The letter leaves your house with all of this information on it and the post offices pick apart these items first leaving your house then some first level inspection to broadly figure out is it leaving this post office, is it leaving this town, etc. a number of decisions and sorts along the way to get it to the postal person for that street/area and they sort it by house then deliver it.

The processor and the programmer (you indirectly but with a significant amount of help from the operating system) are you in your house, you have some reference material (your address book) of addresses to things (well lets say the operating system does not necessarily you) some of these things are just ram some are peripherals or control and status registers, etc. there is some boundary in the processor or outside where this flatish address space lives, that boundary is your yard between your house and your mailbox on the curb. the address is tossed onto this bus and then the postman takes over, layers of logic pick apart the address to determine where it needs to go back into the chip or out to peripherals or memory on the board.

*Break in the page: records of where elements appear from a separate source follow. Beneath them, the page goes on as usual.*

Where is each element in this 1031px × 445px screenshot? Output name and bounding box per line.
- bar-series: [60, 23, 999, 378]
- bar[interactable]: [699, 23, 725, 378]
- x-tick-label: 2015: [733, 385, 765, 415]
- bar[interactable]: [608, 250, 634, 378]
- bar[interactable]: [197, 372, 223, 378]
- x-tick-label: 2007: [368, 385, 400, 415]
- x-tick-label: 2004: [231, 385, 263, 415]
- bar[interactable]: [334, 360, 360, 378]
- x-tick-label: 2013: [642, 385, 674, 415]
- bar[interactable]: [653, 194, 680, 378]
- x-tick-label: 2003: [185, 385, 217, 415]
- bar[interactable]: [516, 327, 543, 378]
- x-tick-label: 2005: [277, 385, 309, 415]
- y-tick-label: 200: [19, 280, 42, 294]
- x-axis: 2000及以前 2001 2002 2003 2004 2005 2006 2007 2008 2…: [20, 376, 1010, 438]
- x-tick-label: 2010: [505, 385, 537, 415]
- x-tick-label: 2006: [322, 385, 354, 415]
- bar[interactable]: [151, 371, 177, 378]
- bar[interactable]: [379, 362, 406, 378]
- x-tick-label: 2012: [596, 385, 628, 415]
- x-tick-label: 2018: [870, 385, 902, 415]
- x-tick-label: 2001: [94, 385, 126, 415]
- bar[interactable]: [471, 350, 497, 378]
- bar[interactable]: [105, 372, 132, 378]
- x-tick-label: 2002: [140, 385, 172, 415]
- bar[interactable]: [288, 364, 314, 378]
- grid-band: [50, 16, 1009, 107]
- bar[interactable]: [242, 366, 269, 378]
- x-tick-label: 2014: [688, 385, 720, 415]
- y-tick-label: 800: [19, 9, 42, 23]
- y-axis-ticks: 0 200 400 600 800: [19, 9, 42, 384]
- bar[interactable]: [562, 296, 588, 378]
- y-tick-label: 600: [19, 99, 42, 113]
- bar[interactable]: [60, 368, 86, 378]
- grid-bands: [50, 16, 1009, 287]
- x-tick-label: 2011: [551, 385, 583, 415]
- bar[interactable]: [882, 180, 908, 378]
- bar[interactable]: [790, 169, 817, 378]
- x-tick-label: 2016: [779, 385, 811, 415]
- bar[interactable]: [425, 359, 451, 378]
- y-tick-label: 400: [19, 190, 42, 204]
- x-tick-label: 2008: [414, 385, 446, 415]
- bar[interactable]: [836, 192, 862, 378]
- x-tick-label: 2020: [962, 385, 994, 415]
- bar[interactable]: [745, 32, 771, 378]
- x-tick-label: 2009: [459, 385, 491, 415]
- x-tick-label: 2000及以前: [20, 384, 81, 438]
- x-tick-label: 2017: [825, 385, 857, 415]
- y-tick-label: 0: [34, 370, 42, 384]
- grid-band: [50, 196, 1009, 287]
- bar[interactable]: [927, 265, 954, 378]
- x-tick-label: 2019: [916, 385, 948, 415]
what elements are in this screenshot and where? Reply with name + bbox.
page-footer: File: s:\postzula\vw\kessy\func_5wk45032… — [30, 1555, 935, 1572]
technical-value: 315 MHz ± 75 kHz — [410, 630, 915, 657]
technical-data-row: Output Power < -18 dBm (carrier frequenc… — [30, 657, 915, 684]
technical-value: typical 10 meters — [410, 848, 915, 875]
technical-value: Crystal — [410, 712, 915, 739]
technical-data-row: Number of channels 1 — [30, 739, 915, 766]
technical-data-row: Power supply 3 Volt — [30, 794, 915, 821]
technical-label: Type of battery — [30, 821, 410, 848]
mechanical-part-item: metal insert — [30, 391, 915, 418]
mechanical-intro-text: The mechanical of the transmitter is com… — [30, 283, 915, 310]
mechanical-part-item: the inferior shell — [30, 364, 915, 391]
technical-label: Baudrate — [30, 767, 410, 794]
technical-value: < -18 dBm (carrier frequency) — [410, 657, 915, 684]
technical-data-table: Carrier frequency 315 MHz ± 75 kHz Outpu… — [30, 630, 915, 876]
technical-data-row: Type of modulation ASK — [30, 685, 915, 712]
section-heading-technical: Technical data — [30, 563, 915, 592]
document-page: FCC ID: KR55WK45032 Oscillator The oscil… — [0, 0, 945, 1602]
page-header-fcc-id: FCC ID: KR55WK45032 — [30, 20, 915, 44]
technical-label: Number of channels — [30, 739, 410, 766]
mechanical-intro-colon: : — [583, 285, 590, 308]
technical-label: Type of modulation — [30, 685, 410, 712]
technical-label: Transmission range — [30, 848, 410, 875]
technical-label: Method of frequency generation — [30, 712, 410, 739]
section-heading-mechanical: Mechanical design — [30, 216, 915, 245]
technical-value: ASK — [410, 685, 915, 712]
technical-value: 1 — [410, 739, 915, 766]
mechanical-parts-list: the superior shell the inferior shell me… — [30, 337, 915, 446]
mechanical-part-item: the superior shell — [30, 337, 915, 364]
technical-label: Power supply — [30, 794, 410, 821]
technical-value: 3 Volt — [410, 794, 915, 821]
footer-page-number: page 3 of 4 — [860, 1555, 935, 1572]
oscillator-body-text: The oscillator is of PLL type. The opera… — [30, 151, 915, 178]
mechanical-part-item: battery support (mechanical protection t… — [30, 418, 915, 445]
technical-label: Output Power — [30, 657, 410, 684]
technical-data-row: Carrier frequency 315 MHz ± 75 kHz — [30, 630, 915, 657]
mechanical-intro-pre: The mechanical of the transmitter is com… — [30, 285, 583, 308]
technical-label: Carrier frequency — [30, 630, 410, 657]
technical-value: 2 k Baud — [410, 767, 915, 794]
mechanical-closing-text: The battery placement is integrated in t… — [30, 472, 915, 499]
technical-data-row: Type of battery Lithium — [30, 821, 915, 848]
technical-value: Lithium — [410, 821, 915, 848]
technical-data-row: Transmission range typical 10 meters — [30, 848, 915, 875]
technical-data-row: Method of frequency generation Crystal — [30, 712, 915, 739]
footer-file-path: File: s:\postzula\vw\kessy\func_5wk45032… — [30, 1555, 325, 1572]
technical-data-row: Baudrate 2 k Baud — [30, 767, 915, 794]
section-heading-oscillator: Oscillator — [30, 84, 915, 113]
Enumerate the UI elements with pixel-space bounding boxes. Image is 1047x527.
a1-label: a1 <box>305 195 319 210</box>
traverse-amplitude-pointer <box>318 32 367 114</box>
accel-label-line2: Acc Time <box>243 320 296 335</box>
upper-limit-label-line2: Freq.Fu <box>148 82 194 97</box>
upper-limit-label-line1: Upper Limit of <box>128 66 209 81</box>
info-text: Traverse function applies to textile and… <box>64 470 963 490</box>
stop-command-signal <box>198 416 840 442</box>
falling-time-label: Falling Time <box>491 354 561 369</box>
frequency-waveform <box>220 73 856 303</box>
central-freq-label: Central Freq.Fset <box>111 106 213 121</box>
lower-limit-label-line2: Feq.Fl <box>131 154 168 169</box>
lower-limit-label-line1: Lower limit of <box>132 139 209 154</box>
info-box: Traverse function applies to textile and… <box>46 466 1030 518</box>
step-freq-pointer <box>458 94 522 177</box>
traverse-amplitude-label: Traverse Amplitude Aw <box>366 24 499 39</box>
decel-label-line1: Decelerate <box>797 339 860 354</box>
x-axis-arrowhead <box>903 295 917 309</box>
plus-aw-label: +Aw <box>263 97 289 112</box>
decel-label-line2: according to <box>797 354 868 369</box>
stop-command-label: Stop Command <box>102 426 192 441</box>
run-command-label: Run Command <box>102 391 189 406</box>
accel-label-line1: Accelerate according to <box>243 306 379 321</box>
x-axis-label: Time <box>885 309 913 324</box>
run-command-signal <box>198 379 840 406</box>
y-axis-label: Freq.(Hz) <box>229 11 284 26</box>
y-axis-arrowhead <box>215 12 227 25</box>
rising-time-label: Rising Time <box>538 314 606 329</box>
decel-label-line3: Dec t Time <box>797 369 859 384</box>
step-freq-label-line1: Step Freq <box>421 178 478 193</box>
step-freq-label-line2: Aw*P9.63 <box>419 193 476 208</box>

So generically yes address can point to things in the cpu and to things outside the cpu. Hardware designers generally dont like to make the work excessively difficult so usually one or a chunk of consecutive bits in the address are used to route the transaction. some high bits might determine on chip or off for example and then some next bits down might determine ram from peripherals, and then once routed to a periperhals some more bits down may determine where in the peripheral. there are also generally gaps do an lspci and look at the address ranges, just because a peripheral wants 32MB doesnt mean it has 32mb worth of individual things to talk to, it is just a nice power of 2 for logic to make decisions on once at the peripheral they may be wasteful if they choose with those bits for accessing a small number of things or efficient.

again the operating system, layered itself, has directly or indirectly the knowledge about that board and processor and generally hides it from you, you normally dont just poke a uart register, you instead call a function at the application layer which calls kernel functions which then eventually get to those registers that make the signals wiggle on the uart or whatever interface. mmus if you have one virtualize addresses so that your application or every application may feel like it starts at some address like 0x0000 and has 0x000 to N bytes of memory to itself so that all programs can be compiled the same way but a translation in hardware and software (operating system) convert your 0x1234 address to some other address before it hits that magic boundary where it leaves the house and hits the mailbox in the post office domain where they just follow the rules for delivery same way every time (hardware).